You should therefore concentrate on this pincer and making each side of it as painful for him as you can. Teeg's side is the controlling one, so you should home in on enabling that as best as possible. Like most control situations, the life total doesn't matter as long as they're not capable of
doing anything. You can peck away at them as slow as you like (though Deathrite, Scooze, and Teeg all together would have been a decently fast clock). Marit Lage was your damage side, and that involves hitting him for 20 outright, so the life total still doesn't matter.
The point of all this is that I would have changed that turn from this:
Dark Depths
Scrubland, Deathrite: Exile Thoughtseize for two
Forest, Wasteland: cast Scooze
Attack with Dryad Arbor + Teeg
to this:
Dark Depths
Dryad Arbor, Forest: cast Scooze
Attack with Teeg.
This means that:
Deathrite is still available, with black mana, to take spell cards out of his yard (and you should always be exiling stuff from theirs, not yours, except under particular cirumstances which mostly involve removing Tarmogoyf card types as you were doing against me. This is especially true when you're playing Storm).
Wasteland is still up to harass his poor mana, one of the weaknesses he's clearly suffering under. Yes, if he goes off this coming turn, he'll still get mana out of a non-basic drop, but he'll have to choose
immediately when you get priority. There's value in him having to decide on U or R out of a Volcanic, say, without knowing all the cards he's going to draw. Even if he's setting up this turn to go off on the next, when Thespian's Stage demonstrates he's about to die, then you can still restrict his options with the Wasteland threat.

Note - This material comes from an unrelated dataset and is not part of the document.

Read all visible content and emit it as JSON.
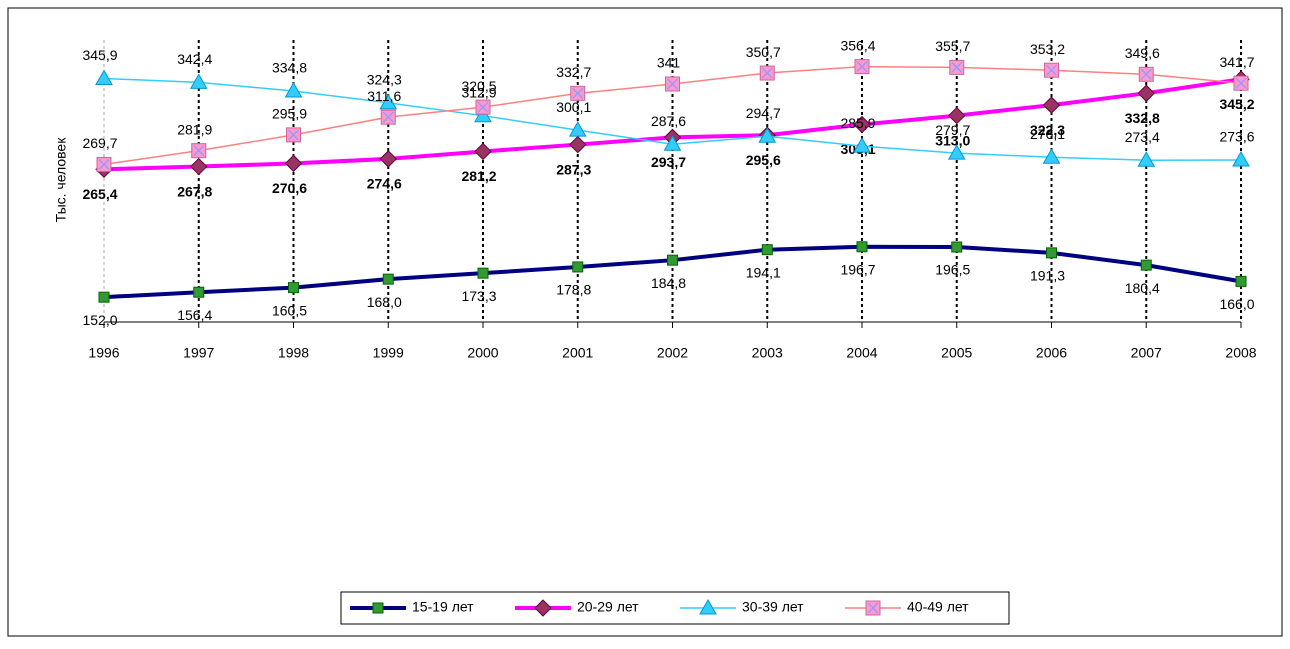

To keep up the Wasteland and the Scrubland, we've had to use a Forest and the Dryad Arbor. This, however, isn't likely to be very relevant. That single point of Dryad Arbor means very little, when you think back to your pincers - on the one hand, you can go as slow as you like if you're controlling him; on the other, you're killing him with Marit Lage so him being at 11 instead of 12 is of no value. We've lost the use of green mana, but what's Deathrite going to do with it? He doesn't play creatures, and yours aren't likely to die against a storm deck - and if they do, somehow, how likely is two life extra to win you the game anyway?
(Alternative option, focusing more on yard control than mana denial: use the Wasteland and Forest to cast Scooze, then hold up the Arbor for a source of G for Scooze so you can exile two things. Either way, you want to use the Arbor for mana, not damage).
I mean ... you won anyway, so this might all be of limited relevance, but it was an interesting scenario with some varied options, which I think illustrates some vital Magic-playing principles.